Что-то липкое касается лба — гример опять полез его мазать. Шафто снова в кошмаре, внутри которого развивается кошмар с ящерицей.

— Я рассказывал вам про ящерицу? — спрашивает он.

— Несколько раз. Все, еще минутку. — Рейган зажимает в пальцах новую карточку, торопясь переключиться на что-нибудь менее эмоциональнее. — Что вы с товарищами делаете по вечерам, когда закончены дневные бои?

— Сгребаем убитых нипов бульдозером и поджигаем, — говорит Шафто. — Потом берем по бутылю и идем на берег смотреть, как торпедируют наших.

Рейган морщится.

— Стоп! — говорит он тихо, но властно. Стрекот умолкает.

— Ну, как я был? — спрашивает Шафто, пока ему стирают с лица «Мейбеллин» и операторы пакуют оборудование. Юпитеры выключены, в окно льется серый калифорнийский свет. Вся сцена выглядит почти реально, будто это вовсе и не кошмар.

— Отлично, — говорит Рейган, не глядя ему в глаза. — Очень поднимает дух. — Он закуривает. — Можете спать дальше.

— Ха! — говорит Шафто. — Я спал все это время. Разве нет?

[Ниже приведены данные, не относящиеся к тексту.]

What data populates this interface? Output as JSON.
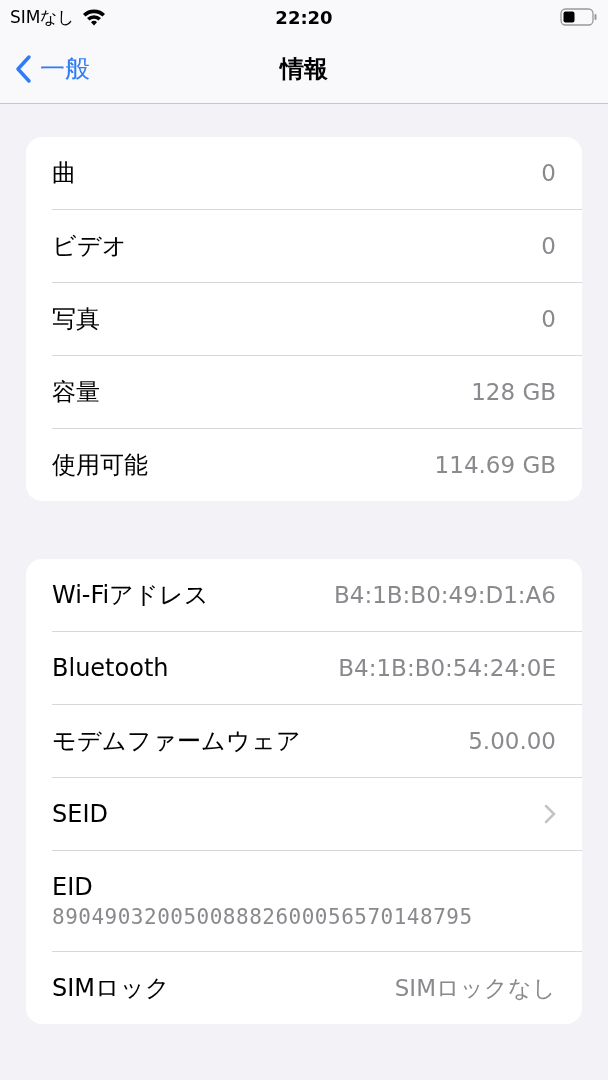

После госпиталя ему значительно лучше. Он получает двухнедельный отпуск, идет прямиком на вокзал и садится на первый поезд до Чикаго. Другие пассажиры узнают его по снимкам в газетах, угощают выпивкой, фотографируются с ним на память. Он часами смотрит в окно, за которым бежит Америка, и видит, как все красиво и чисто. Может быть, есть дикие места, и чащи, даже медведи гризли и пумы, но все упорядоченно, правила (не приставать к медвежатам, с вечера вешать съестные припасы на ветку) известны и напечатаны в справочнике бойскаута. На островах в Тихом океане слишком много всего живого, все оно постоянно жрет или пожирается другими, и как только ты там оказываешься, ты включаешься в процесс. Просто сидеть в поезде пару дней, в чистых белых носках, когда тебя не едят заживо — здорово прочищает голову. От силы раз — ну, может быть, два или три — ему по-настоящему надо запереться в туалете и вколоть себе морфий.